Vu la procédure suivante :
Procédure contentieuse antérieure :
M. A... C... a demandé au tribunal administratif de Lille, par deux demandes distinctes, d'une part, d'annuler la décision implicite par laquelle le préfet du Pas-de-Calais a refusé d'abroger l'arrêté du 20 novembre 2015 prononçant son expulsion du territoire français, d'autre part, d'annuler la décision du 26 juillet 2021 par laquelle le préfet du Pas-de-Calais a refusé d'abroger cet arrêté, enfin, d'enjoindre au préfet du Pas-de-Calais de lui délivrer un titre de séjour portant la mention " vie privée et familiale " ou, à défaut, de procéder au réexamen de sa situation, dans le délai de deux mois à compter de la date de notification du jugement à intervenir, sous astreinte de 150 euros par jour de retard.

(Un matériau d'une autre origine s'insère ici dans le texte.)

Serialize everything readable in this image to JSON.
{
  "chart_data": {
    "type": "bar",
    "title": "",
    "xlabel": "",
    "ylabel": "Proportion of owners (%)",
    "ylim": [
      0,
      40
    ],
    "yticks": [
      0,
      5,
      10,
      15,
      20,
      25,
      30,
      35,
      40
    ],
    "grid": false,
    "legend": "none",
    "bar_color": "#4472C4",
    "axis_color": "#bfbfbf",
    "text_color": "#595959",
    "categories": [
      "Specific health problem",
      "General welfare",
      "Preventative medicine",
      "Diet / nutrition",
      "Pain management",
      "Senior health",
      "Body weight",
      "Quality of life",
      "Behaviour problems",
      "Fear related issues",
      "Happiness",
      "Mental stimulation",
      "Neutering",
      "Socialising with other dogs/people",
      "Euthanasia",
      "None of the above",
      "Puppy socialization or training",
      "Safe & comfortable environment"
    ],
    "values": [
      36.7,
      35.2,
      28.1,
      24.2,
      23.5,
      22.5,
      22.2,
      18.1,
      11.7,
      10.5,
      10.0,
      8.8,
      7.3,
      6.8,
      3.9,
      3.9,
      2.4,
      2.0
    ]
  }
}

Par un jugement n° 2104838, 2200610 du 18 mai 2022, le tribunal administratif de Lille, après avoir joint ces deux demandes, a, d'une part, prononcé un non-lieu à statuer sur les conclusions de M. C... tendant à l'annulation de la décision implicite par laquelle le préfet du Pas-de-Calais a refusé d'abroger l'arrêté du 20 novembre 2015 prononçant son expulsion du territoire français, d'autre part, annulé la décision du 26 juillet 2021 par laquelle le préfet du Pas-de-Calais a refusé d'abroger cet arrêté, en outre, enjoint au préfet du Pas-de-Calais d'abroger l'arrêté du 20 novembre 2015 dans le délai d'un mois à compter de la date de notification dudit jugement, enfin, mis à la charge de l'Etat le versement au conseil de M. C... de la somme de 1 500 euros en application de l'article 37 de la loi n° 91-647 du 10 juillet 1991 relative à l'aide juridique.

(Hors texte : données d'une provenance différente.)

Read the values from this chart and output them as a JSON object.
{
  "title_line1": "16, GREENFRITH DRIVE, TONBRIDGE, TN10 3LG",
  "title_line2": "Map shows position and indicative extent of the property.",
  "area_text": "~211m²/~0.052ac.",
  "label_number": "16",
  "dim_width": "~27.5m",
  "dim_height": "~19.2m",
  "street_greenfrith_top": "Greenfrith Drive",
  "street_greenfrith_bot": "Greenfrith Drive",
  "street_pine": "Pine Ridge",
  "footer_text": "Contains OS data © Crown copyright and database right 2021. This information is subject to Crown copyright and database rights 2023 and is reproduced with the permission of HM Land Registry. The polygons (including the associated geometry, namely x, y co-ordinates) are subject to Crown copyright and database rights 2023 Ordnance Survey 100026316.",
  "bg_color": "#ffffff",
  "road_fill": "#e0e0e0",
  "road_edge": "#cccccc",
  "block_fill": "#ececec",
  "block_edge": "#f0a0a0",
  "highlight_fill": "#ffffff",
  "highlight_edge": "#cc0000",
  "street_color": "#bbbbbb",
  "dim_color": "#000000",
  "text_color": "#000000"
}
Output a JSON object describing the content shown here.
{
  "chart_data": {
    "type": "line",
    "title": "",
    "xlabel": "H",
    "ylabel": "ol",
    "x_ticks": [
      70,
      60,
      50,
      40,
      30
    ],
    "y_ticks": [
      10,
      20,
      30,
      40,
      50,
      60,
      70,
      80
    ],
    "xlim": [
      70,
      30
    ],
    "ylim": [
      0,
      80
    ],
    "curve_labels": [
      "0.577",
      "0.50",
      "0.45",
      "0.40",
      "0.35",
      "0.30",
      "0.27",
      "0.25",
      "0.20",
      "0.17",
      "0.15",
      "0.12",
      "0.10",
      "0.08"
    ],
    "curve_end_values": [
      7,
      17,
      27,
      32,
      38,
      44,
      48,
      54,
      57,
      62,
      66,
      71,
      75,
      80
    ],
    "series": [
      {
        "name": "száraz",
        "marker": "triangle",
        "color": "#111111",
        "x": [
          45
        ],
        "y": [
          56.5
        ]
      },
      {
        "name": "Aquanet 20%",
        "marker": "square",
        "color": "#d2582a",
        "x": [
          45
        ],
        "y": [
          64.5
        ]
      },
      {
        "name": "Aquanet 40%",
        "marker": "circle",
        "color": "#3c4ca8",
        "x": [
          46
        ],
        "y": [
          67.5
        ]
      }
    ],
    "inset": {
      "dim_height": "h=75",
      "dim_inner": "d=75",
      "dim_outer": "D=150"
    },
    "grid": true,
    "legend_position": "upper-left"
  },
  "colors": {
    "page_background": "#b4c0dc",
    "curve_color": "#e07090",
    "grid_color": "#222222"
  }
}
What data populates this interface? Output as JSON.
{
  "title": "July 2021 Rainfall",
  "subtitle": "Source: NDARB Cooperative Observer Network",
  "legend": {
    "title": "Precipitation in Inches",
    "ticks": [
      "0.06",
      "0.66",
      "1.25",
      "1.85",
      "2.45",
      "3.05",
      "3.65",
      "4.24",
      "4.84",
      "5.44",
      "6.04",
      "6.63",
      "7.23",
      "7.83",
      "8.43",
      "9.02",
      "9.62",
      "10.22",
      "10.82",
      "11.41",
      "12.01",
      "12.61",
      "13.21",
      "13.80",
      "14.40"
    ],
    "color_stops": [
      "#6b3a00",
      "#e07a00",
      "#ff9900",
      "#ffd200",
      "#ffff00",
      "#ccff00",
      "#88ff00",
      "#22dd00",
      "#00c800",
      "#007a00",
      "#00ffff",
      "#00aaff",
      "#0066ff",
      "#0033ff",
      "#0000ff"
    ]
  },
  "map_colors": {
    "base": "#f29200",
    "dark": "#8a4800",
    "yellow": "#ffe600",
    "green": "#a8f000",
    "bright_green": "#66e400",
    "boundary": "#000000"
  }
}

Procédure devant la cour :
I. Par une requête enregistrée le 3 juin 2022, sous le n° 22DA01164, le préfet du Pas-de-Calais demande à la cour :
1°) d'annuler le jugement n° 2104838, 2200610 du 18 mai 2022 du tribunal administratif de Lille ;
2°) de rejeter la demande présentée par M. C... devant le tribunal administratif de Lille.
Il soutient que :
- les premiers juges, pour annuler la décision refusant d'abroger l'arrêté d'expulsion prononcé à l'encontre de M. C..., ont retenu à tort que la présence de celui-ci sur le territoire français ne constituait pas une menace pour l'ordre public ;
- l'intéressé ne justifie ni d'une relation effective et suivie avec ses enfants, ni de la stabilité et de l'ancienneté de la relation qu'il entretient avec une ressortissante française.
Par un mémoire en défense, enregistré le 16 septembre 2022, M. C..., représenté par Me Berthe, conclut au rejet de la requête et à ce que la somme de 4 000 euros soit mise à la charge de l'Etat en application de l'article L. 761-1 du code de justice administrative.
Il soutient que :
- la décision refusant d'abroger la mesure d'expulsion prononcée le 20 novembre 2015 à son encontre porte une atteinte disproportionnée à son droit au respect de la vie privée et familiale ;
- sa présence sur le territoire français ne constitue pas une menace grave pour l'ordre public au sens de l'article L. 521-1 du code de l'entrée et du séjour des étrangers et du droit d'asile.
II. Par une requête enregistrée le 3 juin 2022, sous le n° 22DA01163, le préfet du Pas-de-Calais demande à la cour de prononcer, sur le fondement de l'article R. 811-15 du code de justice administrative, le sursis à exécution du jugement n° 2104838, 2200610 du 18 mai 2022 du tribunal administratif de Lille jusqu'à ce qu'il soit statué sur sa requête au fond.
Il soutient que :
- les premiers juges, pour annuler la décision refusant d'abroger l'arrêté d'expulsion prononcé à l'encontre de M. C..., ont retenu à tort que la présence de celui-ci sur le territoire français ne constituait pas une menace pour l'ordre public ;
- l'intéressé ne justifie ni d'une relation effective et suivie avec ses enfants, ni de la stabilité et de l'ancienneté de la relation qu'il entretient avec une ressortissante française.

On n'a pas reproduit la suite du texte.